Wednesday, May 13, 2015
A Lunch Refused
One morning a few days ago, Bubs and I got into an argument over his lunch box. See, he normally takes his lunch in his soccer lunch bag, but since I used a flat rectangular container to pack his lunch this day, I packed it in his Food Allergy lunch bag.
The past several months he has requested that I use his soccer lunch bag, and I have willingly complied. But there are days that it is more efficient to use a rectangular lunch container which fits so nicely in his food allergy lunch bag. On those days, Bubs will tend moan and groan a bit, but he doesn't usually put up too much of a fuss since the content of the lunch is something he desires.

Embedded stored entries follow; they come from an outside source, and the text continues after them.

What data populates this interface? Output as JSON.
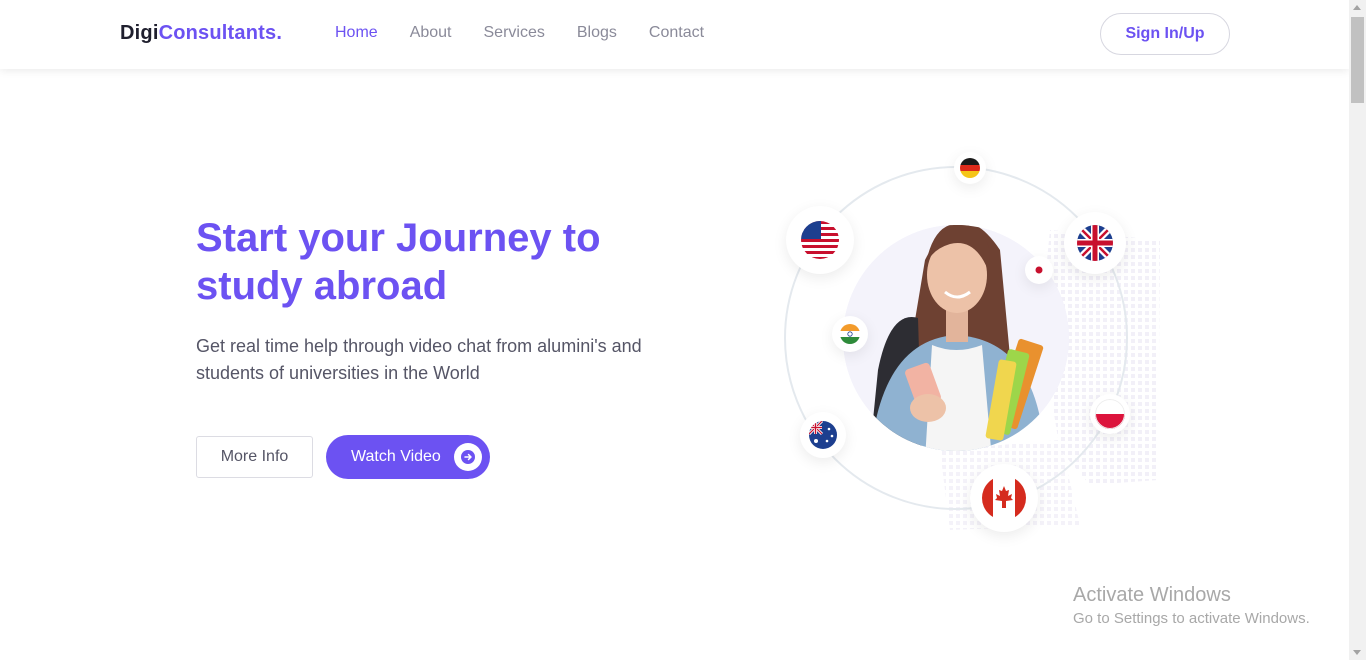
{
  "brand": {
    "part1": "Digi",
    "part2": "Consultants."
  },
  "nav": {
    "items": [
      "Home",
      "About",
      "Services",
      "Blogs",
      "Contact"
    ],
    "active": "Home"
  },
  "header": {
    "signin_label": "Sign In/Up"
  },
  "hero": {
    "title": "Start your Journey to study abroad",
    "subtitle": "Get real time help through video chat from alumini's and students of universities in the World",
    "more_info_label": "More Info",
    "watch_video_label": "Watch Video"
  },
  "illustration": {
    "flags": [
      "germany-flag-icon",
      "usa-flag-icon",
      "uk-flag-icon",
      "japan-flag-icon",
      "india-flag-icon",
      "poland-flag-icon",
      "australia-flag-icon",
      "canada-flag-icon"
    ],
    "accent": "#6c52f2"
  },
  "watermark": {
    "title": "Activate Windows",
    "subtitle": "Go to Settings to activate Windows."
  },
  "colors": {
    "accent": "#6c52f2",
    "text_dark": "#1f1f2e",
    "text_muted": "#8a8a99"
  }
}
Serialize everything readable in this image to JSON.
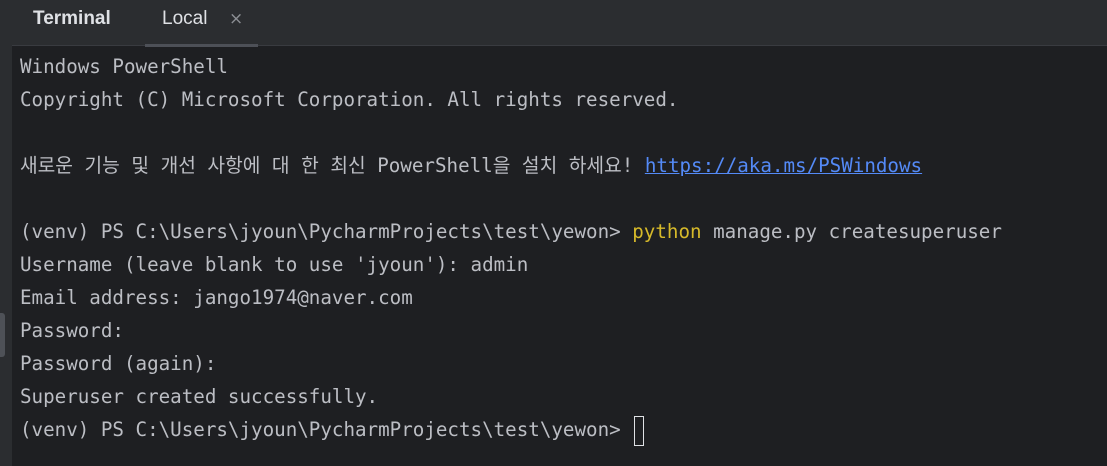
{
  "header": {
    "title": "Terminal",
    "tab_label": "Local",
    "tab_close_glyph": "×"
  },
  "colors": {
    "background": "#1e1f22",
    "text": "#bcbec4",
    "command_highlight": "#d6b92a",
    "link": "#548af7"
  },
  "terminal": {
    "line1": "Windows PowerShell",
    "line2": "Copyright (C) Microsoft Corporation. All rights reserved.",
    "line3_text": "새로운 기능 및 개선 사항에 대 한 최신 PowerShell을 설치 하세요! ",
    "line3_link": "https://aka.ms/PSWindows",
    "line4_prompt": "(venv) PS C:\\Users\\jyoun\\PycharmProjects\\test\\yewon> ",
    "line4_cmd": "python",
    "line4_args": " manage.py createsuperuser",
    "line5": "Username (leave blank to use 'jyoun'): admin",
    "line6": "Email address: jango1974@naver.com",
    "line7": "Password:",
    "line8": "Password (again):",
    "line9": "Superuser created successfully.",
    "line10_prompt": "(venv) PS C:\\Users\\jyoun\\PycharmProjects\\test\\yewon> "
  }
}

On this day, however, he got quite snotty with me and argued over and over that if his lunch was in that [food allergy] bag, he wasn't going to take a lunch at all. I was very proud of myself for remaining calm during this argument and questioned why he wanted the other lunch bag. He was unable to give me a reason, but he was fired up. I told him that I was going to walk away from this argument to give him time to calm down and collect his thoughts. I said that I am willing to hear his reasoning and make accommodations if appropriate. But the way he was talking to me was unacceptable, and I was not going to listen to that tone of voice anymore. As I walked away from him, he made some rude comment to me (I don't even remember what he said). That was it. Conversation over. I told him that he was being disrespectful, and his lunch would remain as packed. He then refused to take it. I told him over and over that he would be hungry at lunch time. He said he didn't care. I said that that was his choice. At no point did I take away his food. I have never withheld food as a punishment. His lunch remained on the counter until he was well on his way to school. Only then did I put it in the refrigerator to save for later.
Come lunch time, my phone rang. It was the school. All you food allergy moms know how your heart skips a beat when the school calls, especially when it is at lunch time. But this time I figured the call was about Bubs not having his lunch. Sure enough. I explained the situation but was met with resistance. I was told that kids are not allowed to be at school without a lunch. They asked if he could eat anything at the school. I told them no. They said they had already tried to give him food, and all he would take was an apple. He later told me that they made him eat the apple. I don't have a 504, just an understanding that he is to only eat food that I have approved. (This will need to be discussed further with the school.) Of course, an apple is apparently harmless to him, but who knows what that apple has been in contact with. Someone could have made a peanut butter and jelly sandwich just before picking up that apple to hand to him. I told them that he had refused to take his lunch, it was his decision. They said that kids just can't refuse to take a lunch. I asked how I was supposed to force him to take it. This went on and on, back and forth.
Food allergies aside, this was a parenting issue and a learning moment for him. He is almost 10 years old and old enough to understand the consequences of his actions in this type of situation. I fully understand where the school is coming from making sure that kids don't go hungry and are well nourished. There are many kids who receive their only nutrition at school. This child is not one of those kids. And this school knows it. He is a fourth grader, and this is his first missed lunch. Ever. Probably his first missed meal. Ever.
I refused to bring his lunch to school that day. I was at a Mother's Day Celebration with my 4 and 5 year old girls. Taking this phone call in the middle of that activity was disrespectful enough. I certainly wasn't going to leave them to take Bubs his lunch when the whole purpose of this was to teach him a lesson.
Later that night, as I was tucking him into bed, I asked him why he doesn't like that lunch bag. He finally broke down and said that it's "because it advertises that I have food allergies and that everyone already knows I have food allergies and I don't like having food allergies." I asked if anyone ever makes fun of him at school for his allergies, and he said no. But this is obviously a deeper issue than just his lunch box. I told him that I completely understand, and we don't need to use that lunch box anymore. I also told him that if he had calmly explained that to me that morning, I would have switched things around for him to allow him take his soccer lunch bag.
I like to always be positive and excited about the fun things we do with food because of the kids' food allergies, but it still gets them down. It breaks my heart that I can't fix this for him. All I can do is listen to his concerns and do my best to help guide him through this. I try to make life as "normal" as possible, but he will always be different. Until there is a cure, he will always have to bring food from home just about anywhere he goes. I think ahead to dating, college, etc. It is all possible, but there is lots of effort involved. Lots of patience and planning ahead involved. I just hope to be a positive influence on him in regards to food. Not only for safety, but for health and wellness as well.
It's funny that I make such a big deal about raising awareness about food allergies, and all he wants to do is fly under the radar. He just wants to fit in. Different perspectives are important to recognize and acknowledge. I will never stop fighting for him, but I will also do my best to make him feel as normal as possible.